Bieke Purnelle daarentegen zou maar wat graag enkele taken loslaten. “Echt waar, mocht hier iemand zijn die bereid is om een deel van het huishouden over te nemen, zou ik zeggen: ‘Doe maar!’ Dat is heel erg individueel natuurlijk, en heeft te maken met je verwachtingen en hoe je bent opgevoed. Als je echt wil dat je huis kraaknet is, dan is het lastig om dat aan iemand anders toe te vertrouwen. Het gaat over prioriteiten.”

Volgens haar moet het voor mannen even goed erg frustrerend zijn om wat dit betreft steeds als quantité négligeable weggezet te worden. “Het lijkt me echt niet fijn om straal genegeerd te worden. Dat iedereen ervan uitgaat dat je geen goede verzorger kunt zijn.” Hoe vaak lees je ook niet over een man die ‘helpt in het huishouden’, alsof hij geen fundamenteel deel uitmaakt van dat huishouden? Of dat een man ‘babysit’ op zijn eigen kinderen?
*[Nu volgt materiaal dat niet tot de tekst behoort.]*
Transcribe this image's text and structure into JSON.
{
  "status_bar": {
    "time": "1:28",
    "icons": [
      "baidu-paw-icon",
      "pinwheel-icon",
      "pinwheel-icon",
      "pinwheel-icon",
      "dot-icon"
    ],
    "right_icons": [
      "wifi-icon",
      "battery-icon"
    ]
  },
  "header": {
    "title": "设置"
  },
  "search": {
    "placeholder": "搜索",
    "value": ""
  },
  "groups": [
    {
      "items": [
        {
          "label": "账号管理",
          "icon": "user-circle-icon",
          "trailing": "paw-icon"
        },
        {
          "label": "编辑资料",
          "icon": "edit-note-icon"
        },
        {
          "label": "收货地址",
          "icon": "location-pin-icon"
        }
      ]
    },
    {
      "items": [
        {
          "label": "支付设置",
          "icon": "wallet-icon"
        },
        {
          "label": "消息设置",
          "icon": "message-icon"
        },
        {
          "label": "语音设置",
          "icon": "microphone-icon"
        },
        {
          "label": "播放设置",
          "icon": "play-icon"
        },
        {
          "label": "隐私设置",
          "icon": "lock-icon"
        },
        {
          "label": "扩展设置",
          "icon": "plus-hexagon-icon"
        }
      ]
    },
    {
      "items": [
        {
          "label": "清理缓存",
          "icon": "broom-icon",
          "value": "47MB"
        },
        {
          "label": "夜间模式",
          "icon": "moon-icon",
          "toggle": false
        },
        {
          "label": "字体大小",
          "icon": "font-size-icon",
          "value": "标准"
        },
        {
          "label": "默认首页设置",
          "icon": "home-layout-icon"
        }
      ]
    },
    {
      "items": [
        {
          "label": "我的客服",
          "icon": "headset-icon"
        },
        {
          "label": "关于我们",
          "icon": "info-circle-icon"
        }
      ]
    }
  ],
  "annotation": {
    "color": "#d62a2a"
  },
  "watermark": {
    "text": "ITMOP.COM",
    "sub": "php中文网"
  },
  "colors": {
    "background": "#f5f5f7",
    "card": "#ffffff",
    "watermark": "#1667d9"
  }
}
Bram vindt dat inderdaad lastig. “Als het over de kinderen gaat, richten mensen zich nogal eens snel tot mijn vrouw. Als mijn moeder voor de kinderen zorgt, dan belanden alle praktische vragen of foto’s van die dag in haar mailbox. Dan denk ik: ‘Ja maar, ik wil dat ook weten.’ Een paar maanden geleden heb ik zelfs een vlammende mail naar Colruyt gestuurd, omdat enkel ‘mama’s’ een doos vol kinderproducten konden aanvragen. Dan spring ik echt uit mijn vel.”

Billion dollar question

De billion dollar question is natuurlijk: hoe kan het beter? Of anders? Er zijn apps op de markt die gezinnen helpen met het verdelen van de taken, maar Timmers suggereert duidelijke afspraken. “Je kan bijvoorbeeld de gezinsplanning opdelen. De ene is verantwoordelijk voor alle boodschappen, de andere regelt alles wat te maken heeft met de hobby’s van de kinderen.”
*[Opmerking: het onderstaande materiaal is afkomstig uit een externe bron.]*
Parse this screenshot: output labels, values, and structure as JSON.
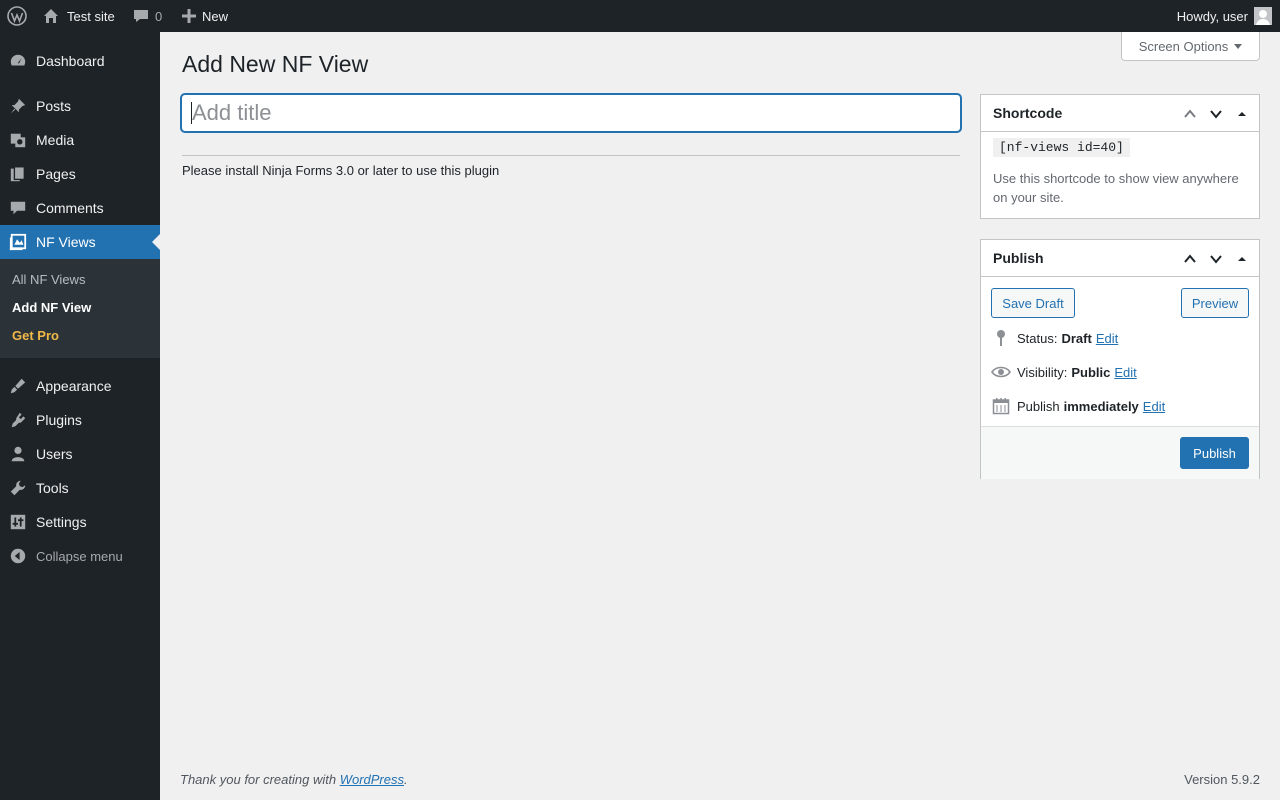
{
  "admin_bar": {
    "site_name": "Test site",
    "comments_count": "0",
    "new_label": "New",
    "howdy": "Howdy, user"
  },
  "sidebar": {
    "items": [
      {
        "label": "Dashboard",
        "icon": "dashboard-icon"
      },
      {
        "label": "Posts",
        "icon": "pin-icon"
      },
      {
        "label": "Media",
        "icon": "media-icon"
      },
      {
        "label": "Pages",
        "icon": "pages-icon"
      },
      {
        "label": "Comments",
        "icon": "comment-icon"
      },
      {
        "label": "NF Views",
        "icon": "nf-views-icon",
        "current": true
      },
      {
        "label": "Appearance",
        "icon": "brush-icon"
      },
      {
        "label": "Plugins",
        "icon": "plugin-icon"
      },
      {
        "label": "Users",
        "icon": "user-icon"
      },
      {
        "label": "Tools",
        "icon": "wrench-icon"
      },
      {
        "label": "Settings",
        "icon": "settings-icon"
      }
    ],
    "submenu": [
      "All NF Views",
      "Add NF View",
      "Get Pro"
    ],
    "collapse_label": "Collapse menu"
  },
  "screen_options": "Screen Options",
  "page_title": "Add New NF View",
  "title_input": {
    "placeholder": "Add title",
    "value": ""
  },
  "notice": "Please install Ninja Forms 3.0 or later to use this plugin",
  "shortcode_box": {
    "title": "Shortcode",
    "code": "[nf-views id=40]",
    "description": "Use this shortcode to show view anywhere on your site."
  },
  "publish_box": {
    "title": "Publish",
    "save_draft": "Save Draft",
    "preview": "Preview",
    "status_label": "Status:",
    "status_value": "Draft",
    "visibility_label": "Visibility:",
    "visibility_value": "Public",
    "publish_label": "Publish",
    "publish_value": "immediately",
    "edit_label": "Edit",
    "publish_button": "Publish"
  },
  "footer": {
    "thanks_prefix": "Thank you for creating with ",
    "thanks_link": "WordPress",
    "thanks_suffix": ".",
    "version": "Version 5.9.2"
  },
  "colors": {
    "accent": "#2271b1",
    "admin_bg": "#1d2327",
    "get_pro": "#f0b849"
  }
}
Actrice Hilde De Baerdemaeker en haar man Pieter doen het nog anders: zij hebben om de beurt een regelweek. “Tijdens mijn week sta ik in voor alles: het eten, de boekentassen klaarmaken, een babysit bellen, noem maar op. Pieter helpt me natuurlijk wel, maar enkel als ik het vraag. Elke week zitten we samen om de komende week te bespreken en dan geef ik aan waar en wanneer ik hulp nodig heb. We bedanken elkaar dan ook voor die hulp. Vakanties of verjaardagsfeestjes regelen we om de beurt, of naargelang wie tijd heeft.”

Het is absoluut geen rigide systeem, benadrukt De Baerdemaeker en het werkt wellicht niet voor iedereen. “Maar het geeft ons wel duidelijkheid en rust. Het is zalig om in mijn vrije week nergens aan te moeten denken. Vertrouwen is natuurlijk belangrijk: ik weet dat Pieter een uitstekende papa is en de boel kan organiseren, ook al doet hij de dingen op zijn manier. Je moet dat kunnen loslaten.”